Wir alle tragen die Möglichkeiten zu allen Leidenschaften, zu allen Schicksalen, zu allen Lebensformen in uns.

Unsere Erziehung freilich arbeitet dem entgegen. Ihr erstes Gebot heißt: Du sollst verbergen, was in dir vorgeht.

Wir haben uns auf eine Reihe allgemeingültiger Ausdrucksformen geeinigt, die zur gesellschaftlichen Ausrüstung gehören. Diese Rüstung ist so steif und eng, dass eine natürliche Regung kaum mehr Platz hat.

Der gesellschaftliche Kodex hat selbst den Schauspieler, also den berufsmäßigen Gefühlsmenschen korrumpiert.

Die Schauspielkunst ist aber die Befreiung von der konventionellen Schauspielerei des Lebens.
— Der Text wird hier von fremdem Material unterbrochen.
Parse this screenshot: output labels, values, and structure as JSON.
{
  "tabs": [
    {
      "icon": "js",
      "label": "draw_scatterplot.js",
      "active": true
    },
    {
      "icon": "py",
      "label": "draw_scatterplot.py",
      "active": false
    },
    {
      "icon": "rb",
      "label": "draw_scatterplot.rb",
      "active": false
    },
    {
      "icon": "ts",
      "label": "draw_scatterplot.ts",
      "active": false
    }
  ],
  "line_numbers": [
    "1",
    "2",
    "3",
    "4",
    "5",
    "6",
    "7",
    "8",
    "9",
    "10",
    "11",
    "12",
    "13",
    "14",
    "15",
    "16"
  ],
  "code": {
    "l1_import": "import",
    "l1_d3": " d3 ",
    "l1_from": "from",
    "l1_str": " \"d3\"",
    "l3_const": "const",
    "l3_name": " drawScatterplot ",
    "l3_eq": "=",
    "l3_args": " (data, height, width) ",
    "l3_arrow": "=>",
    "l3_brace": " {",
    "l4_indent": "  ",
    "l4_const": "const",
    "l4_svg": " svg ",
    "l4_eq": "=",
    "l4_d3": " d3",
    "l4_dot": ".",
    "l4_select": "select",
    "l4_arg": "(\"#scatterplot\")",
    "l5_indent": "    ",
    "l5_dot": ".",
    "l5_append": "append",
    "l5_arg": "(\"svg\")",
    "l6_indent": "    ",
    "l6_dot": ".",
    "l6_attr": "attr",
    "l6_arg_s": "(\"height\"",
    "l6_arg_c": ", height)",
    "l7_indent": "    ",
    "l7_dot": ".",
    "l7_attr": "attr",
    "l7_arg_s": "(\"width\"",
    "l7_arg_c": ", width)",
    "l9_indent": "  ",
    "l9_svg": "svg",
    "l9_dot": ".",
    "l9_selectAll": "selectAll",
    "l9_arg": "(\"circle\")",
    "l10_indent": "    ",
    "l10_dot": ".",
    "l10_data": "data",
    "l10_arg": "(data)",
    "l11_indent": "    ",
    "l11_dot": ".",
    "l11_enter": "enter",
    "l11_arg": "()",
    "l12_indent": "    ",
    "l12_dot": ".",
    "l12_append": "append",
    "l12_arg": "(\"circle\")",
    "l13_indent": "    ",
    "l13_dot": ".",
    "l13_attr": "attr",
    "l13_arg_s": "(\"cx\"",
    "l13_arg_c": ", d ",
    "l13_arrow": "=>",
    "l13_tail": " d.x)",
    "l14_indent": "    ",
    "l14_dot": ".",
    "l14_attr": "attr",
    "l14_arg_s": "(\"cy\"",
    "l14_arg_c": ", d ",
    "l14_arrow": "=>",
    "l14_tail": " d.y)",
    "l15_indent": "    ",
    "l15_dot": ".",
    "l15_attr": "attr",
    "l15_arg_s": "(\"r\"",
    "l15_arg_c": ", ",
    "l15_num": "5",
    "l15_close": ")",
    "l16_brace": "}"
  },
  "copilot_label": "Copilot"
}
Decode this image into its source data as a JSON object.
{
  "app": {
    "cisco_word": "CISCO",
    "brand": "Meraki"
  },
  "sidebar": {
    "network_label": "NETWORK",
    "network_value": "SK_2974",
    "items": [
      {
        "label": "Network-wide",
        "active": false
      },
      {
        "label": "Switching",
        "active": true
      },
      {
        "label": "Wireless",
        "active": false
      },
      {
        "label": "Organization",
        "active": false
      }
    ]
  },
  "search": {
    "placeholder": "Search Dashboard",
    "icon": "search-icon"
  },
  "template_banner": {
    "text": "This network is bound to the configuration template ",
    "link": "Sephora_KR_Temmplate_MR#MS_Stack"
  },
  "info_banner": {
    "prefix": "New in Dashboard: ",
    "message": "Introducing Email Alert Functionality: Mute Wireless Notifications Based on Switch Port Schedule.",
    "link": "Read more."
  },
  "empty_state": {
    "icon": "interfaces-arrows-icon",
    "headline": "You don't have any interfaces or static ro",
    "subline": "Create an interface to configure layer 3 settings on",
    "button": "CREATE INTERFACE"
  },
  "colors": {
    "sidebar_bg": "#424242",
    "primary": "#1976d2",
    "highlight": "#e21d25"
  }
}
In den Kindern spiegelt sich das Wesen des Schauspielers am reinsten wider.

Ihre Aufnahmefähigkeit ist beispiellos, und der Drang zu gestalten, der sich in ihren Spielen kundgibt, ist unbezähmbar und wahrhaft schöpferisch. Sie verwandeln alles in das, was sie wünschen. Und dabei das klare, immer gegenwärtige Bewusstsein, dass alles nur Spiel ist, ein Spiel, das mit heiligem Ernst geführt wird.

Das Theater ist der seligste Schlupfwinkel für diejenigen, die ihre Kindheit heimlich in die Tasche gesteckt und sich damit auf und davon gemacht haben, um bis an ihr Lebensende weiterzuspielen.

Der Weg zu uns selbst und zu unseren Nächsten ist sternenweit. Der Schauspieler ist auf diesem Weg. Mit dem Licht des Dichters steigt er in die noch unerforschten Abgründe der menschlichen Seele, um sich dort geheimnisvoll zu verwandeln; er ist Mensch an der äußersten Grenze zwischen Wirklichkeit und Traum, er steht mit beiden Füßen in beiden Reichen.